Licensees rather than financial planners are likely to face the greatest changes resulting from the interim findings and recommendations of the Royal Commission into Misconduct in the Banking, Superannuation and Financial Services sector due to be presented to the Government today.
While the Royal Commission hearings have traversed many of the past scandals affecting the financial planning industry, the interim findings and recommendations are expected to mostly point to the licensee shortcomings which led to fee for no service and attempts to retain grandfathered commission status under the Future of Financial Advice laws.
On the life insurance front, it is the insurers rather than life/risk advisers who face most significant likelihood of imposed change with a large question-mark hanging over the future of direct insurance sales, particularly models heavily reliant on outgoing call centres.
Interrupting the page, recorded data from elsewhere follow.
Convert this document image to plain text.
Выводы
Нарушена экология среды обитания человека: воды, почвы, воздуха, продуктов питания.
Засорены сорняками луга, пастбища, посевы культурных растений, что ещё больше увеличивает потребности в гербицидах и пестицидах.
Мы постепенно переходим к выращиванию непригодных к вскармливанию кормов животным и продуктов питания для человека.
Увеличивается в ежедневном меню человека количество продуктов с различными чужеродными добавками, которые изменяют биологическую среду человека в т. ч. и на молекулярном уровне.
Where superannuation is concerned, the major banks and AMP Limited may also find themselves needing to restructure their operations to more clearly define the independence and autonomy of their superannuation businesses with respect to service provision around administration and group life insurance.
While the financial services regulators, the Australian Securities and Investments Commission (ASIC) and the Australian Prudential Regulation Authority (APRA) are expected to face criticism in the findings, the Government initiated legislative changes to their powers and operations.
When the Commissioner, Kenneth Hayne, presents the preliminary findings to the Treasurer, Josh Frydenberg, he is expected to indicate whether he believes an extension of the Royal Commission is necessary.
Frydenberg reiterated this week that if Hayne sought an extension of the Royal Commission then it would be granted.
The Royal Commission has scheduled hearings around policy issues in November.